Hey now, Merik. There's a BIG difference between the trucker in the onion article you referenced and Joe the Plumber. For one thing, the truck driver in the onion article is actually a truck driver, while Joe the Plumber isn't a licensed plumber. And his name isn't really Joe.
posted by WhySharksMatter at 12:22 PM on July 6, 2009


The University of Pennsylvania seems to have a taste for Photoshop:

Journals Find Fakery in Many Images Submitted to Support Research
Rainbow tassel not shown on brochure
posted by Blazecock Pileon at 12:40 PM on July 6, 2009


Who's doing the Official MetaFilter 10th Anniversary Ethnically Diverse Group Portrait?
posted by lukemeister at 1:04 PM on July 6, 2009


Toronto: Having a beach nearby sure makes up for a lot of neighbourly socio-constipation.
posted by tapesonthefloor at 1:43 PM on July 6, 2009


Can someone explain why I'm supposed to be outraged by this and how photo shopping in diversity, at least when done competently, differs from sourcing a stock photo off the internet or hiring a few models and setting up the shoot? It's not like it's a news event. In no case is one likely to run into the family about town. Why should anyone be more outraged about the insertion/replacement of a person who wasn't there than about the change in sky colour? It's advertising and therefor should be assumed to have no basis in reality.
posted by Mitheral at 1:57 PM on July 6, 2009


That does it... I'm going into the smily-happy ethnic diversity photography business. I ought to make a killing from universities and large insurance companies.
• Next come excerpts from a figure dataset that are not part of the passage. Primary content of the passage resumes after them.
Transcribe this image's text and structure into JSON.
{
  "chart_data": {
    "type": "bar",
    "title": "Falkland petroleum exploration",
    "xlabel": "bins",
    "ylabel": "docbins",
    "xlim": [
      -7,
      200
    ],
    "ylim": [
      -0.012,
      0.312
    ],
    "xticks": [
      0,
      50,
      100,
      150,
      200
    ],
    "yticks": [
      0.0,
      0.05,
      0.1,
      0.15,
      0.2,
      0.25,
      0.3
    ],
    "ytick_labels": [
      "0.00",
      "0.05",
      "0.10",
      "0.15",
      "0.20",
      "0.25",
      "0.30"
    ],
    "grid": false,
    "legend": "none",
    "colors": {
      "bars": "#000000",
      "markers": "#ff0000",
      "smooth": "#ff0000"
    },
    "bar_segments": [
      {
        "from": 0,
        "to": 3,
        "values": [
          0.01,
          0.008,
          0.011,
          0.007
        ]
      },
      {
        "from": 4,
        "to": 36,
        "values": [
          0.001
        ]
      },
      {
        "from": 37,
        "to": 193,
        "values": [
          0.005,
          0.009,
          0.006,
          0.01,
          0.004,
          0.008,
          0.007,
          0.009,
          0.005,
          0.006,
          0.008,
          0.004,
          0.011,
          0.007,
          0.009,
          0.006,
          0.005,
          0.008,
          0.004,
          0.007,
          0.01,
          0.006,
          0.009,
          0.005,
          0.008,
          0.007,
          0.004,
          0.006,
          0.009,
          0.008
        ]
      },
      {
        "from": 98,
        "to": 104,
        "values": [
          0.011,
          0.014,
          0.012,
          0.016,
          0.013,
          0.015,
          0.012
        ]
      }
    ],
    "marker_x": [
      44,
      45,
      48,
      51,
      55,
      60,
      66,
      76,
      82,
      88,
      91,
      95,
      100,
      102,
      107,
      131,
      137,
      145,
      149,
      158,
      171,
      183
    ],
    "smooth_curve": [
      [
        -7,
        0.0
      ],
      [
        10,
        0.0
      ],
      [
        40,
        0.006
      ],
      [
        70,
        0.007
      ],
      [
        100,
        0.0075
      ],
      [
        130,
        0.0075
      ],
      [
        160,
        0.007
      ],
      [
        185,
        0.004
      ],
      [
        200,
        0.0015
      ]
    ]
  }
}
None of the inexpensive stock services have good selections of multi-ethnic photos, that's a real problem in the business. I recently got a mailing from a new company that advertised stock photos that featured real diversity in their images.

Life imitates Metafilter.
posted by Mcable at 2:38 PM on July 6, 2009


The photoshopped guy looks like he's enjoying a look a the woman's boobs.

The Fun Guide indeed.
posted by mazola at 2:39 PM on July 6, 2009 [1 favorite]


I cant stop mousing over the picture.
posted by Potomac Avenue at 2:53 PM on July 6, 2009


I'm going into the smily-happy ethnic diversity photography business

Too cool.

So in your studio, instead of all those backgrounds of clouds and lasers, it could be all "Okay, we're all set. Now do you want my Black Friend Dave to pose in this photo with you, or my Friend Lee Who Is Vaguely Asian?"
posted by rokusan at 4:30 PM on July 6, 2009




I'll be honest, I did not expect to laugh out loud but I did. The Fun Guide is definitely fun. But now I can't tell if it's that the bad photoshop job is that jarring or if that guy is just that creepy looking.